From mboxrd@z Thu Jan  1 00:00:00 1970
Return-Path: <linux-btrfs-owner@vger.kernel.org>
Received: from plane.gmane.org ([80.91.229.3]:44047 "EHLO plane.gmane.org"
	rhost-flags-OK-OK-OK-OK) by vger.kernel.org with ESMTP
	id S1750715AbaL0Fyl (ORCPT <rfc822;linux-btrfs@vger.kernel.org>);
	Sat, 27 Dec 2014 00:54:41 -0500
Received: from list by plane.gmane.org with local (Exim 4.69)
	(envelope-from <gcfb-btrfs-devel-moved1@m.gmane.org>)
	id 1Y4kKk-0003i0-OX
	for linux-btrfs@vger.kernel.org; Sat, 27 Dec 2014 06:54:38 +0100
Received: from ip68-231-22-224.ph.ph.cox.net ([68.231.22.224])
        by main.gmane.org with esmtp (Gmexim 0.1 (Debian))
        id 1AlnuQ-0007hv-00
        for <linux-btrfs@vger.kernel.org>; Sat, 27 Dec 2014 06:54:38 +0100
Received: from 1i5t5.duncan by ip68-231-22-224.ph.ph.cox.net with local (Gmexim 0.1 (Debian))
        id 1AlnuQ-0007hv-00
        for <linux-btrfs@vger.kernel.org>; Sat, 27 Dec 2014 06:54:38 +0100
To: linux-btrfs@vger.kernel.org
From: Duncan <1i5t5.duncan@cox.net>
Subject: Re: BTRFS free space handling still needs more work: Hangs again
Date: Sat, 27 Dec 2014 05:54:27 +0000 (UTC)
Message-ID: <pan$18609$1b7eaac8$6b7c69d$a9794a34@cox.net>
References: <3738341.y7uRQFcLJH@merkaba> <549DE5C6.2000606@pobox.com>
Mime-Version: 1.0
Content-Type: text/plain; charset=UTF-8
Sender: linux-btrfs-owner@vger.kernel.org
List-ID: <linux-btrfs.vger.kernel.org>

Robert White posted on Fri, 26 Dec 2014 14:48:38 -0800 as excerpted:

> ITEM: An SSD plus a good fast controller and default system virtual
> memory and disk scheduler activities can completely bog a system down.
> You can get into a mode where the system begins doing synchronous writes
> of vast expanses of dirty cache. The SSD is so fast that there is
> effectively zero "wait for IO time" and the IO subsystem is effectively
> locked or just plain busy.
> 
> Look at /proc/sys/vm/dirty_background_ratio which is probably set to 10%
> of system ram.
> 
> You may need/want to change this number to something closer to 4. That's
> not a hard suggestion. Some reading and analysis will be needed to find
> the best possible tuning for an advanced system.

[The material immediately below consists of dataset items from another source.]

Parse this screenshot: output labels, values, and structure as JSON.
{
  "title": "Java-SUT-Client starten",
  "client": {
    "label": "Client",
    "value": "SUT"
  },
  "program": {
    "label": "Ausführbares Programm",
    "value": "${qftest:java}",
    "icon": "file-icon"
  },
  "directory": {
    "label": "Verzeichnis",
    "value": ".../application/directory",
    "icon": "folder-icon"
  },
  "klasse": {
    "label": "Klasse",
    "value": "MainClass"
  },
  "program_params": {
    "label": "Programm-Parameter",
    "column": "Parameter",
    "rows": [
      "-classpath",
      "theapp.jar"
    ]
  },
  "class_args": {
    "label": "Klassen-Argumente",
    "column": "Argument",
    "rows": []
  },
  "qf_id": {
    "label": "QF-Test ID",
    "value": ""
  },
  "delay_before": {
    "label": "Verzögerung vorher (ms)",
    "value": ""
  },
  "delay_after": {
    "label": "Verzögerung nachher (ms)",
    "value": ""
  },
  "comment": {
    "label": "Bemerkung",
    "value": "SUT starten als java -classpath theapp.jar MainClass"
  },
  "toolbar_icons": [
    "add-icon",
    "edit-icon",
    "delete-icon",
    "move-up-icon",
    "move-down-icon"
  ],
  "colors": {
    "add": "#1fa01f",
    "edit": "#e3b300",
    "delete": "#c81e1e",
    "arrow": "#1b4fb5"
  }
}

FWIW, I can second at least this part, myself.  Half of the base problem 
is that memory speeds have increased far faster than storage speeds.  
SSDs do help with that, but the problem remains.  The other half of the 
problem is the comparatively huge memory capacity systems have today, 
with the result being that the default percentages of system RAM that 
were allowed to be dirty before kicking in background and then foreground 
flushing, reasonable back when they were introduced, simply aren't 
reasonable any longer, PARTICULARLY on spinning rust, but even on SSD.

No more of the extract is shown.